L'an dernier, dans l'Eure, près d'un établissement de pisciculture sur deux avait été la cible de vols de poissons... Un phénomène qui prend de l'ampleur et s'étend désormais à la Seine-Maritime : début janvier, les bassins de Saint-Wandrille ont été visés par une tentative de pillage de truites d'élevages.
Comment contrer les voleurs de truites ? Pourquoi un tel trafic ? A Rives-en-Seine (Seine-Maritime), sur l'ancienne commune de Saint-Wandrille-Rançon, Adélie Martin Wagner, gérante de la la pisciculture Normand'Truites, s'inquiète : d'autant que 14 vols similaires ont été comptabilisés en 2023 dans l'Eure.
Plusieurs centaines de kilogrammes de truites menacées
Les intrus, non identifiés à ce stade, ont pénétré sur la propriété dans la nuit du 4 au 5 janvier, armés d'épuisettes. "On a reçu un appel en pleine nuit. Les gendarmes sont intervenus - ça crée forcément une tension à laquelle on ne se prépare jamais très bien", avoue Adélie Martin Wagner.

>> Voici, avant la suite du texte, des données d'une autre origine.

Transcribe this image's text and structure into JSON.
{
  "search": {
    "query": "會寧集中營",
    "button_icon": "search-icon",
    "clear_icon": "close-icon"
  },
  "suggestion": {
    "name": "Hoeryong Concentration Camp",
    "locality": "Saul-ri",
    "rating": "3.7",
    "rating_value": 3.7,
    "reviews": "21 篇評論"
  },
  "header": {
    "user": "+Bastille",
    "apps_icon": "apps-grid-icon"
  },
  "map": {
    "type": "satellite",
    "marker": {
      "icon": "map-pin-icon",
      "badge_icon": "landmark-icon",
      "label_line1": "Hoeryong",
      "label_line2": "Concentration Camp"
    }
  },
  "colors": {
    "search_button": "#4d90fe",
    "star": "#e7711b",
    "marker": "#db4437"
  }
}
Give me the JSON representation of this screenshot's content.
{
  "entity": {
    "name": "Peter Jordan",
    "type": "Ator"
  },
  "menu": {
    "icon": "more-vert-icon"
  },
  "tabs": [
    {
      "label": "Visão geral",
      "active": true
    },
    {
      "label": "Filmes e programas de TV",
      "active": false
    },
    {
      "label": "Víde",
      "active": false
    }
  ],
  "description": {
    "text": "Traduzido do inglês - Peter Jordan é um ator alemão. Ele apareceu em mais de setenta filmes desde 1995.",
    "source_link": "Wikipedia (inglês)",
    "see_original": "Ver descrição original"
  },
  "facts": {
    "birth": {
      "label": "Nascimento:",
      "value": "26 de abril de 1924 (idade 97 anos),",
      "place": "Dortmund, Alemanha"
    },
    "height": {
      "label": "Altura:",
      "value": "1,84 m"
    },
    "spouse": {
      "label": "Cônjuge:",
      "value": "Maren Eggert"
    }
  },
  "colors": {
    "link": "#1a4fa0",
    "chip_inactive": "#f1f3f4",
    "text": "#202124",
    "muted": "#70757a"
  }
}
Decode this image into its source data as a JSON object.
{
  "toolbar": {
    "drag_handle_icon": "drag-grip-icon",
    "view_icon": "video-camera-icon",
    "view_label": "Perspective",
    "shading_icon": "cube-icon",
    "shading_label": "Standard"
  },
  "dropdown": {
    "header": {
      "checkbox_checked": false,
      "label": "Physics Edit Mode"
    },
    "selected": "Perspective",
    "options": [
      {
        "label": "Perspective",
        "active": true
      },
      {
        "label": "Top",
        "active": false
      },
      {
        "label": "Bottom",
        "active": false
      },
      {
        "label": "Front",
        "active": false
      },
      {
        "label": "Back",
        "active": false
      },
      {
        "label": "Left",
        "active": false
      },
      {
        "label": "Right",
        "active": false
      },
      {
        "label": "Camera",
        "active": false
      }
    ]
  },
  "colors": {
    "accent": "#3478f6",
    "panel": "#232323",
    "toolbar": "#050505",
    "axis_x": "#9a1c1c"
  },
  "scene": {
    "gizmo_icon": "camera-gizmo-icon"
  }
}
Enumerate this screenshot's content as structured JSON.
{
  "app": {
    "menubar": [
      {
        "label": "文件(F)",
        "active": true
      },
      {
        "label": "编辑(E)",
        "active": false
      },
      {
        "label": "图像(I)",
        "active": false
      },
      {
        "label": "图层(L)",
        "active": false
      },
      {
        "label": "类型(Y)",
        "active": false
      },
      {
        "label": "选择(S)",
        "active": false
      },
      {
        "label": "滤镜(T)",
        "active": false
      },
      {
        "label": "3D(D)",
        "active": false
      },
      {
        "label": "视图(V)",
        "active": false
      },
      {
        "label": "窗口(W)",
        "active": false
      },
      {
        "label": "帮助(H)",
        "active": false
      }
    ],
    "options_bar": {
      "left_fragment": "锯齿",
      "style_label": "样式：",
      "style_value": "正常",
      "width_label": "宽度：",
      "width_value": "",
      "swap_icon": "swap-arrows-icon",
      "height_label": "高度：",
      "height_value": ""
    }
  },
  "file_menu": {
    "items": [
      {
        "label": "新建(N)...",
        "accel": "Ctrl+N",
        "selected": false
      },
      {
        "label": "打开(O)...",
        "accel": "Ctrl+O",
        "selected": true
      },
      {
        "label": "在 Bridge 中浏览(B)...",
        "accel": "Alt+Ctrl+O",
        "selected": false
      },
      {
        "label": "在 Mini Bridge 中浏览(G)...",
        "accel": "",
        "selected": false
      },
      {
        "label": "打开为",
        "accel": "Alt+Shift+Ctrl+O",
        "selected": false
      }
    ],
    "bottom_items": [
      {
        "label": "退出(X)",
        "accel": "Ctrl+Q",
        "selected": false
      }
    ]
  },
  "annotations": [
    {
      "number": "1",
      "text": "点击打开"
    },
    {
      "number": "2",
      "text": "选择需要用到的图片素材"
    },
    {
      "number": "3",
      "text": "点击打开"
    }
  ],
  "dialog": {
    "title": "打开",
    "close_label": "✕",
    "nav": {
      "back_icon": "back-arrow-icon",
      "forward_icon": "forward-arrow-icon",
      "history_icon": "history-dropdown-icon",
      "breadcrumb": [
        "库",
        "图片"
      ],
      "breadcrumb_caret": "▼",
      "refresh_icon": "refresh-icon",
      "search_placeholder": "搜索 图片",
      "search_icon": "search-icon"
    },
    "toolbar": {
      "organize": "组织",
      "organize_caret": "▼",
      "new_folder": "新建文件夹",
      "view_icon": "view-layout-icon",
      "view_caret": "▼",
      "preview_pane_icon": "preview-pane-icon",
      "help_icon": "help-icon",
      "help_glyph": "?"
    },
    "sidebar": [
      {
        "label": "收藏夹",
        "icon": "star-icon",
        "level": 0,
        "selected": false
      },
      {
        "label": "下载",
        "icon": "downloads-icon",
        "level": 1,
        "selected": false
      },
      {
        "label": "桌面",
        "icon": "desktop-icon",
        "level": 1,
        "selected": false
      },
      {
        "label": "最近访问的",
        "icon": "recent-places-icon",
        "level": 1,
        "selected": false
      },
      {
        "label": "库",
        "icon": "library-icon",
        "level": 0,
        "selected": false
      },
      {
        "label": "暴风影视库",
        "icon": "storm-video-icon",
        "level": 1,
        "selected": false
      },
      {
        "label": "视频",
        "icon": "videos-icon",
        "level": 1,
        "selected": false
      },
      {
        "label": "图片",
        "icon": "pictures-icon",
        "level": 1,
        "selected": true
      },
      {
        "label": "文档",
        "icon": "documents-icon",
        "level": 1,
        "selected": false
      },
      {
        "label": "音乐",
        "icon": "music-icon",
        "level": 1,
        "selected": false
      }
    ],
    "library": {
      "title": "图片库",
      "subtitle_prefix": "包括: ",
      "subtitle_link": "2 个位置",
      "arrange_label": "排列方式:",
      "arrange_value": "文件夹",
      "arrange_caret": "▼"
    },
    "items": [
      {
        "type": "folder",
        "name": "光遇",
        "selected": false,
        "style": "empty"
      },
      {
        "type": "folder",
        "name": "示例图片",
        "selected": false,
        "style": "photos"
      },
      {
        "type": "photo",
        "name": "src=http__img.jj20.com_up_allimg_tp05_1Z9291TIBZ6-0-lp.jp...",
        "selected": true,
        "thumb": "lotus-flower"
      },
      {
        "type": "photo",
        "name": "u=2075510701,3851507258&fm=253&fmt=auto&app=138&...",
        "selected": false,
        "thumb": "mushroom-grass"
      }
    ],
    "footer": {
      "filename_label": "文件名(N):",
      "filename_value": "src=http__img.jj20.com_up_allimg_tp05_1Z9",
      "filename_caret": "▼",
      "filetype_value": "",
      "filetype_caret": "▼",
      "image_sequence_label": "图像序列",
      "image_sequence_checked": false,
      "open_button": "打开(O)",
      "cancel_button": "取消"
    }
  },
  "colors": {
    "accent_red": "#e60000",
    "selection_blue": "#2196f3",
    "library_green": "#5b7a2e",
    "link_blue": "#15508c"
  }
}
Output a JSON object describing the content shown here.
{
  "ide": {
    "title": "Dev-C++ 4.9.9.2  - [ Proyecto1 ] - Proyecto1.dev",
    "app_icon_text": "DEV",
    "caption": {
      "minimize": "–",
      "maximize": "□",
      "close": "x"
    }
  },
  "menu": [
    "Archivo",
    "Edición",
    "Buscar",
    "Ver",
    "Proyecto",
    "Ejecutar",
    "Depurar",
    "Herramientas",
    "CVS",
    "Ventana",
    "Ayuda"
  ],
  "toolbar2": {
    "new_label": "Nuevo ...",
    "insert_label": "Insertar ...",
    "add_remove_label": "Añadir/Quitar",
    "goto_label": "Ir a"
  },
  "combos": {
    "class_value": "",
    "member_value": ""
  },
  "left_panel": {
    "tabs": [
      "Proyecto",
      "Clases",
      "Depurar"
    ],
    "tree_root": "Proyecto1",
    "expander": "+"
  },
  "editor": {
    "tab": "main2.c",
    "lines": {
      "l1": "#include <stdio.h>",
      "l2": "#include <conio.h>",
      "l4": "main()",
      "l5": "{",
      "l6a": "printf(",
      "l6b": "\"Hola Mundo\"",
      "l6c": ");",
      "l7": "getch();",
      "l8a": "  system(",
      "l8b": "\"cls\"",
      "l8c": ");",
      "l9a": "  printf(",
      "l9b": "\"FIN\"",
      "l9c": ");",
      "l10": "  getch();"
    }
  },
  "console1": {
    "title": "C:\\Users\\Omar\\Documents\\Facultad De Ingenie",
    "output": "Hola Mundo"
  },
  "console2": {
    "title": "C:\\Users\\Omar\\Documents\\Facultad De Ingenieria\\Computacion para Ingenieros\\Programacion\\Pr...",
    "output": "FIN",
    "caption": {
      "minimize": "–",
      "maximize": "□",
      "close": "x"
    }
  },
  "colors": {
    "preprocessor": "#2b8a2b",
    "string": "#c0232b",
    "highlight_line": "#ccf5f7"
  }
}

Une fois que l'on a été visité et que l'on constate que l'objectif était de voler une grande quantité de poisson, on imagine que les intrus vont revenir, que notre site et notre production sont en danger. C'est une vraie question qui se pose.
Adélie Martin Wagner, propriétaire de Normand'Truitesà France 3 Normandie
Si la tentative de pillage se solde par un échec et que le butin est abandonné sur place, le vol de ces poissons aurait pu avoir un impact sévère sur l'activité de la pisciculture : "si l'on se réfère à ce que l'on a retrouvé une fois l'opération avortée, on peut supposer qu'ils étaient là pour voler une grosse quantité de poissons", assure l'éleveuse, précisant "qu'une dizaine de sacs" d'une capacité de 20 à 30 kg ont été retrouvés sur les lieux.
200 à 300 kg de truites auraient ainsi pu disparaître de l'exploitation. Une manne financière pouvant atteindre plusieurs milliers d'euros.
"On ne maîtrise plus la chaîne de revente"
De nombreuses questions restent désormais en suspens. Pourquoi ce vol ? Est-ce le fruit d'une organisation rodée, la même qui sévit dans le département voisin ? "On n'est pas sur un vol de voisinage. On était déjà en alerte puisque nos collègues de l'Eure ont été victimes des mêmes intrusions. On a un produit de qualité, fortement demandé par une clientèle d'amateurs", relève Adélie Martin Wagner.
"Où les poissons sont-ils commercialisés, revendus, transformés ?", s'interroge désormais l'exploitante, ajoutant que ces phénomènes posent "des problèmes de traçabilité" sur les produits : "on ne maîtrise plus la chaîne de revente !"
Le 15 décembre dernier, une réunion avait été organisée à l’initiative du sous-préfet de Bernay afin de faire le point sur ce phénomène inquiétant. Les témoignages évoquent des poissons "assommés" avant d'être enfermés dans des sacs.
Les truites arc-en-ciel ou fario peuvent atteindre 70 euros/kg à la revente. Il s'agit également d'un produit plébiscité par les Français, notamment sur les tables de fête : selon le bilan des ventes de fin d'année de NielsenIQ, à Noël et au jour de l'an, les ventes de saumon fumé en volume ont reculé de 6,7% tandis que celles de la truite fumée ont progressé de 11%.